Conductivity is the weird exception. You don't control your specializations in it directly, and it is a volatile characteristic that measures your unintentional attunement to the fantastic and terrible Other. Using magic will cause this characteristic to fluctuate, and allowing it to swing out of balance will probably kill you in spectacular fashion. The manipulation of natural energies is a wounding process; the Gedt factor of local space is an approximate system for measuring stability - if it falls or raises too far out of stable state, everyone will die.

Casting procedures can be archaic, straightforward and everything in between. Anticipate this carefully and know exactly what sort of state you need to be in before you attempt such conjury--kickback for failure is often severe.

Your life is not tethered directly to health - rather, you more often die in one or a handful of severe injuries. Your lifeline is in barriercraft and elaborate armaments. These are called layers, and are graded by how much of you they cover and then how good they are at weathering: their resilience ('execution') and their stability ('complexity'). Any time an attack passes a roll according to those values, it breaks through the layer, damaging it and whatever is beneath it to a lesser degree - otherwise, it is absorbed. Destroyed layers can have negative impacts of their own.

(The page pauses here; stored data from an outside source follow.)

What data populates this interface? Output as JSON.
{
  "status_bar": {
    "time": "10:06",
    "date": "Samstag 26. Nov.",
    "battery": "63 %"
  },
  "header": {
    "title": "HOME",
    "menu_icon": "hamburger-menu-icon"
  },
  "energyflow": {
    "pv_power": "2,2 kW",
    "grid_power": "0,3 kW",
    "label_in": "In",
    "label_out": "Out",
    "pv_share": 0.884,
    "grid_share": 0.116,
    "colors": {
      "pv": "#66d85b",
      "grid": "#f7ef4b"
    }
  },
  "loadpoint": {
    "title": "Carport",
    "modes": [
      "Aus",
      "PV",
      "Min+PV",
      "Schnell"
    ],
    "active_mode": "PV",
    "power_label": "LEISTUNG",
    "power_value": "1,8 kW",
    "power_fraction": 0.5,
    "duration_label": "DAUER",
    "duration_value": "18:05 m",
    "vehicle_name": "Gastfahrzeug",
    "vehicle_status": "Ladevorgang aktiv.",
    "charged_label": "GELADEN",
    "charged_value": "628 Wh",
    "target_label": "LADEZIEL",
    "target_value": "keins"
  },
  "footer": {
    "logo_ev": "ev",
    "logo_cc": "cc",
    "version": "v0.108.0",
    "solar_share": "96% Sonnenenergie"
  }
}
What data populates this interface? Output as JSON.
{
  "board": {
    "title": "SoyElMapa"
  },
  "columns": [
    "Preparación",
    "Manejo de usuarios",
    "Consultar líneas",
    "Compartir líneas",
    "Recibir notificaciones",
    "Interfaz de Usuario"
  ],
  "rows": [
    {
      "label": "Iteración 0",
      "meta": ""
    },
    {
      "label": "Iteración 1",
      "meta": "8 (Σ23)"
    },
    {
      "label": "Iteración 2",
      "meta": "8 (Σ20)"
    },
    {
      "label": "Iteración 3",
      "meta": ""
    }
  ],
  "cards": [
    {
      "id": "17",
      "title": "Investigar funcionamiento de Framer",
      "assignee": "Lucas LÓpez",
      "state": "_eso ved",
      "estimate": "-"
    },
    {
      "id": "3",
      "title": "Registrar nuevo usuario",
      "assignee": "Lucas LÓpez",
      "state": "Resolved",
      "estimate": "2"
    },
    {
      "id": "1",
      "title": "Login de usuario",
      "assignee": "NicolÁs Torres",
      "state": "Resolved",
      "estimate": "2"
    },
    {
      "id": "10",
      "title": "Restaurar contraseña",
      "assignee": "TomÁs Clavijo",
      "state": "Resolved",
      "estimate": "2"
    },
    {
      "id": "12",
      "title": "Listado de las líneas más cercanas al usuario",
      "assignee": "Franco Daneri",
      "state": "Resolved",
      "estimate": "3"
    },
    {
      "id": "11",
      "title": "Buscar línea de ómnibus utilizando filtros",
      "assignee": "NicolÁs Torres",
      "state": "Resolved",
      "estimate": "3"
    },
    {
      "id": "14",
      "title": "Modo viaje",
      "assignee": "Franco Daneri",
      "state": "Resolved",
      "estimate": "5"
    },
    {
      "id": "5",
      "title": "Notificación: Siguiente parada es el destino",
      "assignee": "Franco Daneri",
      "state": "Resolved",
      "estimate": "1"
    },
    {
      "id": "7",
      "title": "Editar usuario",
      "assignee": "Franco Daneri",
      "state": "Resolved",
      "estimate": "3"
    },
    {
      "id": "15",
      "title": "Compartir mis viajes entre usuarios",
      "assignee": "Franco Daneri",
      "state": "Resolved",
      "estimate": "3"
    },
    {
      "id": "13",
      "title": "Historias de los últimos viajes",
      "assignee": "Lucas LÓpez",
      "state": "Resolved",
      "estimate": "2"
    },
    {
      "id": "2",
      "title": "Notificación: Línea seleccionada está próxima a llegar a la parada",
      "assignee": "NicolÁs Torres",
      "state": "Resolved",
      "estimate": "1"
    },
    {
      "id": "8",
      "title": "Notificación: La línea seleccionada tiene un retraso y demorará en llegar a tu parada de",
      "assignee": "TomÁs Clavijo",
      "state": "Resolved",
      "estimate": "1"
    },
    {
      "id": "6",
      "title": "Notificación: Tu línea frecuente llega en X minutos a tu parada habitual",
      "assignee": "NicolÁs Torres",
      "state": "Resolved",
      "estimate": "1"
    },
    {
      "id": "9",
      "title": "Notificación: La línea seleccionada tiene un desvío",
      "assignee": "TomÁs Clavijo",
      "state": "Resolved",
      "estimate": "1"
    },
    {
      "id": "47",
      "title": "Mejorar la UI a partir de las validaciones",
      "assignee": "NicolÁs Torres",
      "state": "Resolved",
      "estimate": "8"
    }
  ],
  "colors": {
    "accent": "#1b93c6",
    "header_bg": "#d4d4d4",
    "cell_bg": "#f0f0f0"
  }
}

An attack that strikes beyond the layer of flesh is injurious. This will inflict a wound appropriate for the location, type of harm, and remaining power. Most of the time, wounds will permanently injure your character, incur bloodloss (suffer n/turn until you faint and likely die) or fulfill a racial/bodily death condition and kill you instantly. Repair is not easy, magical or otherwise, and is rarely safe to do in-field. This system is cumbersome and likely to change, but I intend to preserve some flavor of individuated, permanent injury. The idea is that any blow which strikes your person directly is likely grievous, so you must do whatever you can to prevent it.

Combat is handled popcorn style - the team with the upper hand gains initiative and controls it until an individual suffers a reversal of fortune or another entity has some kind of process interruptor, at which point they gain control for a time. Rounds and single-action activation rules still apply. Movement is handled loosely and the game does not need to take place on tiled space - use abstractions of distance and obstacle relativity to describe positioning. If you prefer slower, tactical experiences, use hexes that are 2/4/8 meters in width and use 5E-style movement rules: bipeds of average stature and good health can move about ten meters per round or commit to sprinting to double it at the cost of their activation.

When you elect to attack something, you can be as specific as you'd like regarding target. Similarly, all entities and their layers will describe particular resiliences or pain-points for exploitation, focusing combat on prior preparation and the information advantage. To avoid over-granularity, we use general targeting numbers unless exceptional circumstances apply; most layers have generic ratings for the entire body save the head and joints. Targeting is mostly flavor and fodder for injury association.

The bulk of character customization comes from the acquisition of abilities, spells and equipment. The most formal way of doing so is through the tactical specialty charts that I am not even remotely close to finishing. Ha-ha.

The book, the big book, is not close to completion by any reasonable measure. Filling out the system spec has helped ferry other parts along, but a lot of writing is yet unfinished concerning setting details (I like to throw stuff out.) I intend to do what any rational person ought to and start out by writing mostly-system-agnostic modules long before I try and crank out a 200+ page setting/system guide, but it won't stop me from working on the Unfinishable One - when have I ever done that?


Damn, that's it? I need to start more projects.